Page d'histoire : Antoine Bourdelle Montauban, 30 octobre 1861 – Le Vésinet (Yvelines), 1er octobre 1929

Centaure mourant dans l’atelier de Bourdelle - Contact d’après négatif sur verre
Paris, Musée Bourdelle
© Musée Bourdelle

Le jeune Antoine Bourdelle commence sa formation à l’école des Beaux-Arts de Toulouse avant de la poursuivre à Paris, où il travaille dans l’atelier de Falguière, fréquente Maillol et découvre l’œuvre de Rodin qui l’accueille ensuite comme praticien pendant de longues années. De 1885 à 1895, dans ses premières sculptures, comme Adam, Pallas drapée ou Hamlet, il démontre une certaine aversion pour la vraisemblance anatomique et les canons des proportions, bien qu’il soit issu d’une formation académique classique. Ses œuvres semblent plutôt traversées par une aspiration à questionner les signifiés et les iconographies culturelles établies : des croisements impurs et le dévoiement de la norme révèlent un tempérament prompt à l’anticonformisme. Dans son approche, on peut ainsi déceler les prémices de solutions plastiques et de trouvailles thématiques qui, diversement déployées, se retrouveront dans toute sa trajectoire artistique. La fascination pour le patrimoine mythologique, de la culture grecque en particulier, deviendra pour lui un répertoire narratif inépuisable : il n’aura de cesse de l’épurer, en le débarrassant de tout détail contingent ou anecdotique, pour en atteindre la vérité universelle.

Au cours des années suivantes, Bourdelle assimile les tendances esthétiques de la fin du XIXe siècle, qui viennent enrichir son imaginaire esthétique. Sa fougue expressionniste se radicalise dans le Monument aux Combattants et Défenseurs du Tarn-et-Garonne de 1870-1871, que Montauban, sa ville natale, lui a officiellement commandé. La visée commémorative du monument est entièrement transgressée au profit d’une mise en scène emphatique du geste guerrier. Le peuple est entraîné dans un vertige de fureur héroïque pour la défense de sa patrie : Bourdelle projette le contexte de la guerre franco-prussienne sur la scène mythologique de la guerre de Troie. La grandeur épique est exprimée par une sculpture frémissante, tumultueuse, organisée en scènes narratives. Fasciné par le caractère inquiet et tourmenté de la musique de Beethoven, auquel il consacre une série de portraits, il est convaincu d’une équivalence absolue entre ce qu’il veut atteindre à travers son œuvre et ce qu’il ressent en écoutant les notes du compositeur allemand. Parallèlement, sur les traces de Rodin, il se laisse séduire par la tendance symboliste. Dans Les Amants ou Le Jour et la Nuit, la matière brute, à peine esquissée, et la forme irrésolue mais évocatrice, deviennent le support d’une installation métaphorique et allégorique qui joue avec les signes, en les laissant circuler et s’éparpiller sur la surface et les volumes de la sculpture.

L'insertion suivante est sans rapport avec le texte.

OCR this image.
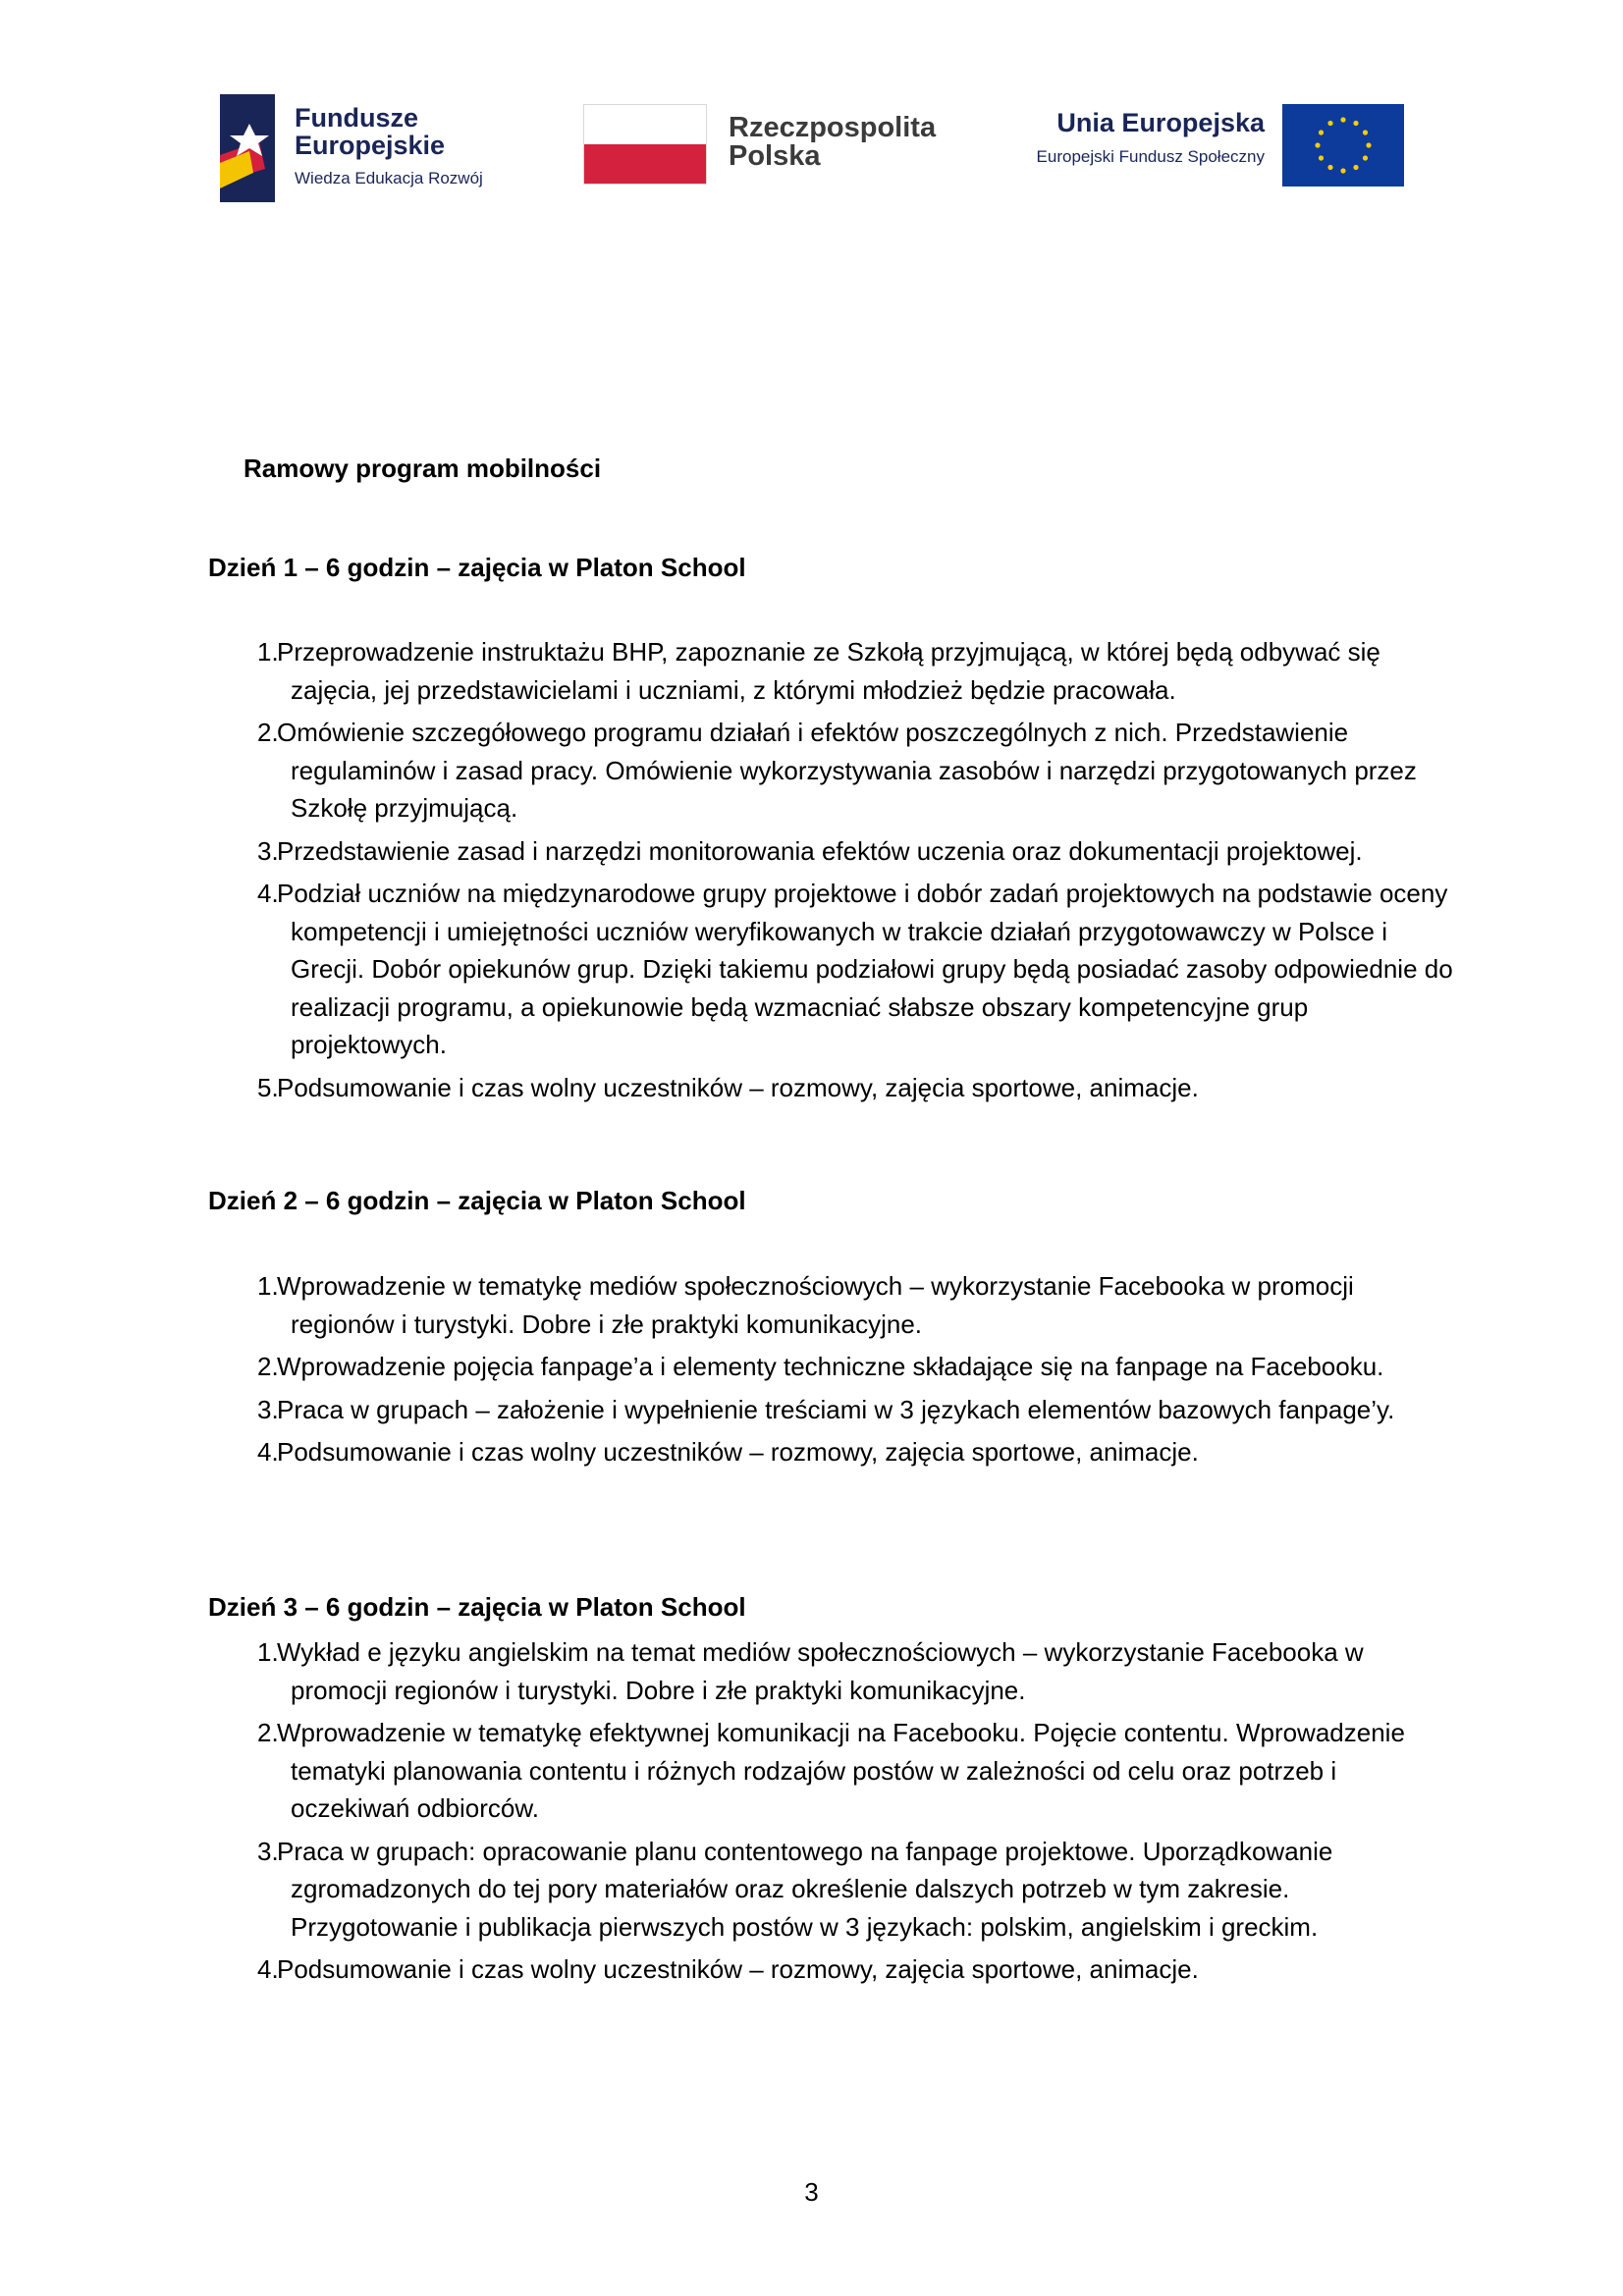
Fundusze
Europejskie
Wiedza Edukacja Rozwój
Rzeczpospolita
Polska
Unia Europejska
Europejski Fundusz Społeczny
Ramowy program mobilności
Dzień 1 – 6 godzin – zajęcia w Platon School
1.
Przeprowadzenie instruktażu BHP, zapoznanie ze Szkołą przyjmującą, w której będą odbywać się zajęcia, jej przedstawicielami i uczniami, z którymi młodzież będzie pracowała.
2.
Omówienie szczegółowego programu działań i efektów poszczególnych z nich. Przedstawienie regulaminów i zasad pracy. Omówienie wykorzystywania zasobów i narzędzi przygotowanych przez Szkołę przyjmującą.
3.
Przedstawienie zasad i narzędzi monitorowania efektów uczenia oraz dokumentacji projektowej.
4.
Podział uczniów na międzynarodowe grupy projektowe i dobór zadań projektowych na podstawie oceny kompetencji i umiejętności uczniów weryfikowanych w trakcie działań przygotowawczy w Polsce i Grecji. Dobór opiekunów grup. Dzięki takiemu podziałowi grupy będą posiadać zasoby odpowiednie do realizacji programu, a opiekunowie będą wzmacniać słabsze obszary kompetencyjne grup projektowych.
5.
Podsumowanie i czas wolny uczestników – rozmowy, zajęcia sportowe, animacje.
Dzień 2 – 6 godzin – zajęcia w Platon School
1.
Wprowadzenie w tematykę mediów społecznościowych – wykorzystanie Facebooka w promocji regionów i turystyki. Dobre i złe praktyki komunikacyjne.
2.
Wprowadzenie pojęcia fanpage’a i elementy techniczne składające się na fanpage na Facebooku.
3.
Praca w grupach – założenie i wypełnienie treściami w 3 językach elementów bazowych fanpage’y.
4.
Podsumowanie i czas wolny uczestników – rozmowy, zajęcia sportowe, animacje.
Dzień 3 – 6 godzin – zajęcia w Platon School
1.
Wykład e języku angielskim na temat mediów społecznościowych – wykorzystanie Facebooka w promocji regionów i turystyki. Dobre i złe praktyki komunikacyjne.
2.
Wprowadzenie w tematykę efektywnej komunikacji na Facebooku. Pojęcie contentu. Wprowadzenie tematyki planowania contentu i różnych rodzajów postów w zależności od celu oraz potrzeb i oczekiwań odbiorców.
3.
Praca w grupach: opracowanie planu contentowego na fanpage projektowe. Uporządkowanie zgromadzonych do tej pory materiałów oraz określenie dalszych potrzeb w tym zakresie. Przygotowanie i publikacja pierwszych postów w 3 językach: polskim, angielskim i greckim.
4.
Podsumowanie i czas wolny uczestników – rozmowy, zajęcia sportowe, animacje.
3
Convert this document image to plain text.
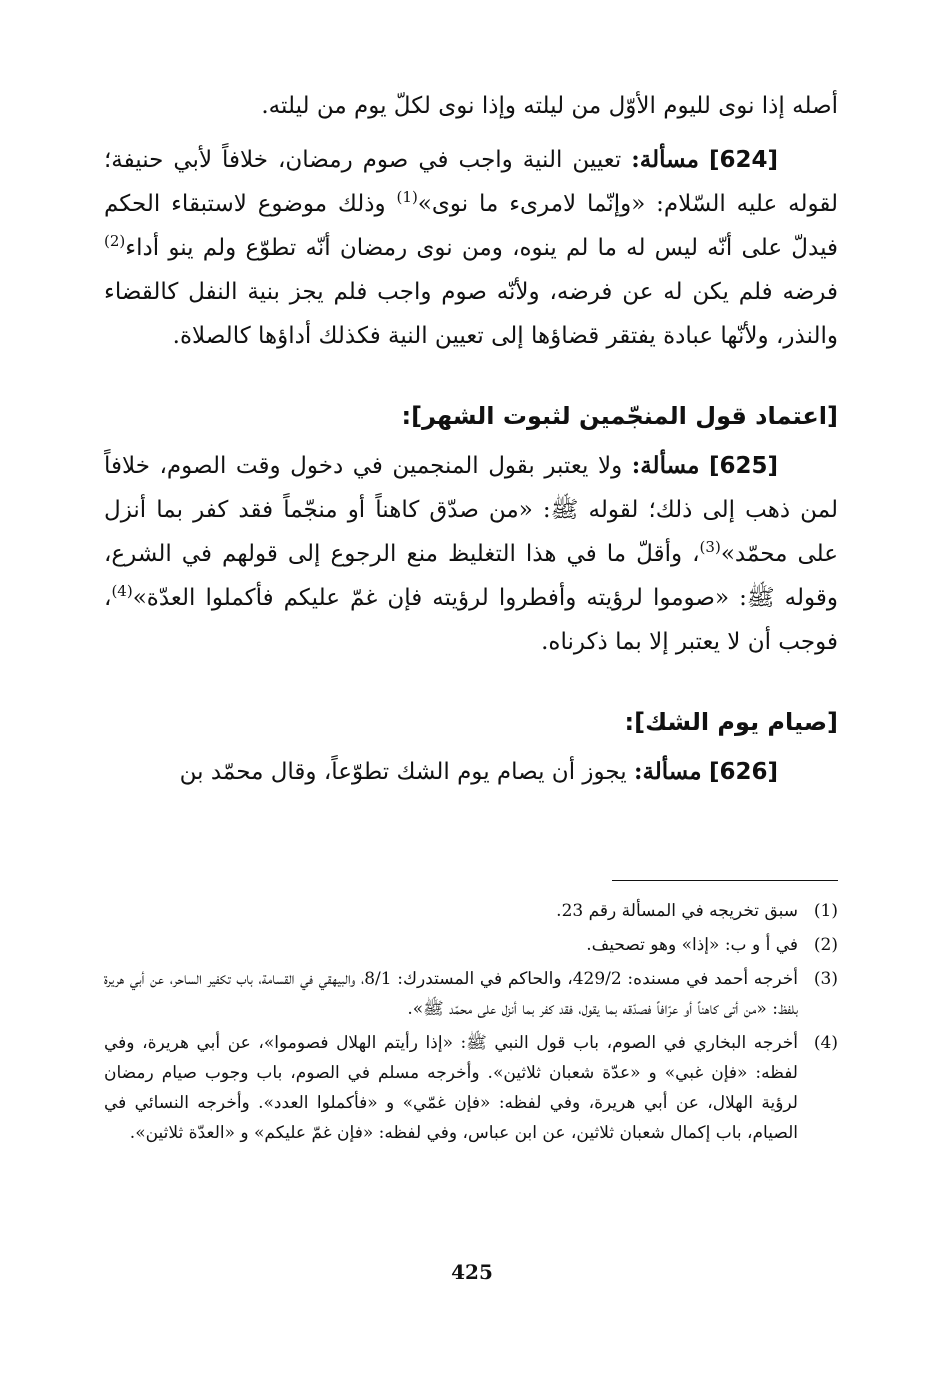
أصله إذا نوى لليوم الأوّل من ليلته وإذا نوى لكلّ يوم من ليلته.

[624] مسألة: تعيين النية واجب في صوم رمضان، خلافاً لأبي حنيفة؛ لقوله عليه السّلام: «وإنّما لامرىء ما نوى»$^{(1)}$ وذلك موضوع لاستبقاء الحكم فيدلّ على أنّه ليس له ما لم ينوه، ومن نوى رمضان أنّه تطوّع ولم ينو أداء$^{(2)}$ فرضه فلم يكن له عن فرضه، ولأنّه صوم واجب فلم يجز بنية النفل كالقضاء والنذر، ولأنّها عبادة يفتقر قضاؤها إلى تعيين النية فكذلك أداؤها كالصلاة.

[اعتماد قول المنجّمين لثبوت الشهر]:

[625] مسألة: ولا يعتبر بقول المنجمين في دخول وقت الصوم، خلافاً لمن ذهب إلى ذلك؛ لقوله ﷺ: «من صدّق كاهناً أو منجّماً فقد كفر بما أنزل على محمّد»$^{(3)}$، وأقلّ ما في هذا التغليظ منع الرجوع إلى قولهم في الشرع، وقوله ﷺ: «صوموا لرؤيته وأفطروا لرؤيته فإن غمّ عليكم فأكملوا العدّة»$^{(4)}$، فوجب أن لا يعتبر إلا بما ذكرناه.

[صيام يوم الشك]:

[626] مسألة: يجوز أن يصام يوم الشك تطوّعاً، وقال محمّد بن

(1)
سبق تخريجه في المسألة رقم 23.
(2)
في أ و ب: «إذا» وهو تصحيف.
(3)
أخرجه أحمد في مسنده: 429/2، والحاكم في المستدرك: 8/1، والبيهقي في القسامة، باب تكفير الساحر، عن أبي هريرة بلفظ: «من أتى كاهناً أو عرّافاً فصدّقه بما يقول، فقد كفر بما أنزل على محمّد ﷺ».
(4)
أخرجه البخاري في الصوم، باب قول النبي ﷺ: «إذا رأيتم الهلال فصوموا»، عن أبي هريرة، وفي لفظه: «فإن غبي» و «عدّة شعبان ثلاثين». وأخرجه مسلم في الصوم، باب وجوب صيام رمضان لرؤية الهلال، عن أبي هريرة، وفي لفظه: «فإن غمّي» و «فأكملوا العدد». وأخرجه النسائي في الصيام، باب إكمال شعبان ثلاثين، عن ابن عباس، وفي لفظه: «فإن غمّ عليكم» و «العدّة ثلاثين».
425
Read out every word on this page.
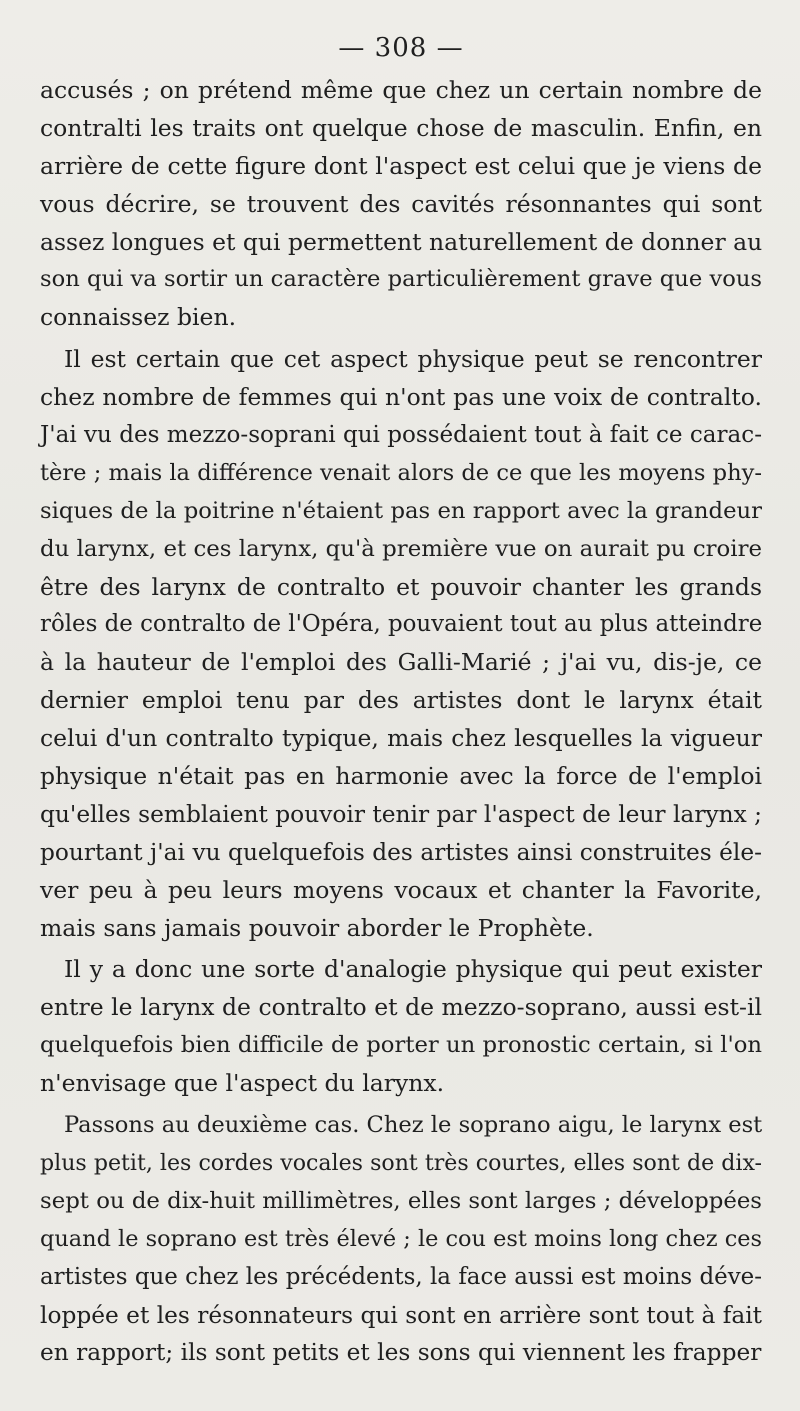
— 308 —
accusés ; on prétend même que chez un certain nombre de
contralti les traits ont quelque chose de masculin. Enfin, en
arrière de cette figure dont l'aspect est celui que je viens de
vous décrire, se trouvent des cavités résonnantes qui sont
assez longues et qui permettent naturellement de donner au
son qui va sortir un caractère particulièrement grave que vous
connaissez bien.
Il est certain que cet aspect physique peut se rencontrer
chez nombre de femmes qui n'ont pas une voix de contralto.
J'ai vu des mezzo-soprani qui possédaient tout à fait ce carac-
tère ; mais la différence venait alors de ce que les moyens phy-
siques de la poitrine n'étaient pas en rapport avec la grandeur
du larynx, et ces larynx, qu'à première vue on aurait pu croire
être des larynx de contralto et pouvoir chanter les grands
rôles de contralto de l'Opéra, pouvaient tout au plus atteindre
à la hauteur de l'emploi des Galli-Marié ; j'ai vu, dis-je, ce
dernier emploi tenu par des artistes dont le larynx était
celui d'un contralto typique, mais chez lesquelles la vigueur
physique n'était pas en harmonie avec la force de l'emploi
qu'elles semblaient pouvoir tenir par l'aspect de leur larynx ;
pourtant j'ai vu quelquefois des artistes ainsi construites éle-
ver peu à peu leurs moyens vocaux et chanter la Favorite,
mais sans jamais pouvoir aborder le Prophète.
Il y a donc une sorte d'analogie physique qui peut exister
entre le larynx de contralto et de mezzo-soprano, aussi est-il
quelquefois bien difficile de porter un pronostic certain, si l'on
n'envisage que l'aspect du larynx.
Passons au deuxième cas. Chez le soprano aigu, le larynx est
plus petit, les cordes vocales sont très courtes, elles sont de dix-
sept ou de dix-huit millimètres, elles sont larges ; développées
quand le soprano est très élevé ; le cou est moins long chez ces
artistes que chez les précédents, la face aussi est moins déve-
loppée et les résonnateurs qui sont en arrière sont tout à fait
en rapport; ils sont petits et les sons qui viennent les frapper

Cependant, pour Bourdelle, c’est sans doute la rencontre avec la peinture de Cézanne qui marque un tournant radical dans la définition d’un style accompli. De son enseignement, le sculpteur retient l’idée d’un retour radical à une forme primitive de l’expression artistique française : l’approche architectonique des tailleurs de pierre dans les cathédrales gothiques et romanes. Une forme austère, une structure pleine et géométrisante permettent au sculpteur de délivrer l’œuvre de la virtuosité qui l’avait affadie durant l’époque de la Renaissance, et restituent un art idéal et absolu. La découverte de l’Iphigénie d’Isadora Duncan, en janvier 1909, vient confirmer cette position. L’hellénisme primitif de la danseuse américaine inspire à Bourdelle la possibilité de s’approprier les valeurs formelles de la Grèce antique pour en revivre l’esprit, selon une perspective différente de celle qu’a assimilée le monde académique par la mythologie classique. Les chorégraphies de Duncan mettent en scène un monde archaïque puissant et vital, non pas exhumé d’un passé sclérosé, mais viscéralement traversé par des dynamiques intenses et toujours violentes, par une interconnexion énergétique entre le monde des dieux et celui des hommes. Cette même violence est restituée dans la tête d’Apollon (1909), véritable manifeste esthétique qui correspond à la phase la plus aboutie de son style. Le primitivisme auquel il s’était prêté se confond alors avec une adhésion idéale au monde et aux valeurs de la Grèce antique. Contre l’insuffisance et l’aridité morale du modernisme, il élabore une autre vision de la modernité considérant que l’art archaïque incarne en réalité l’homme dans sa plus profonde vérité.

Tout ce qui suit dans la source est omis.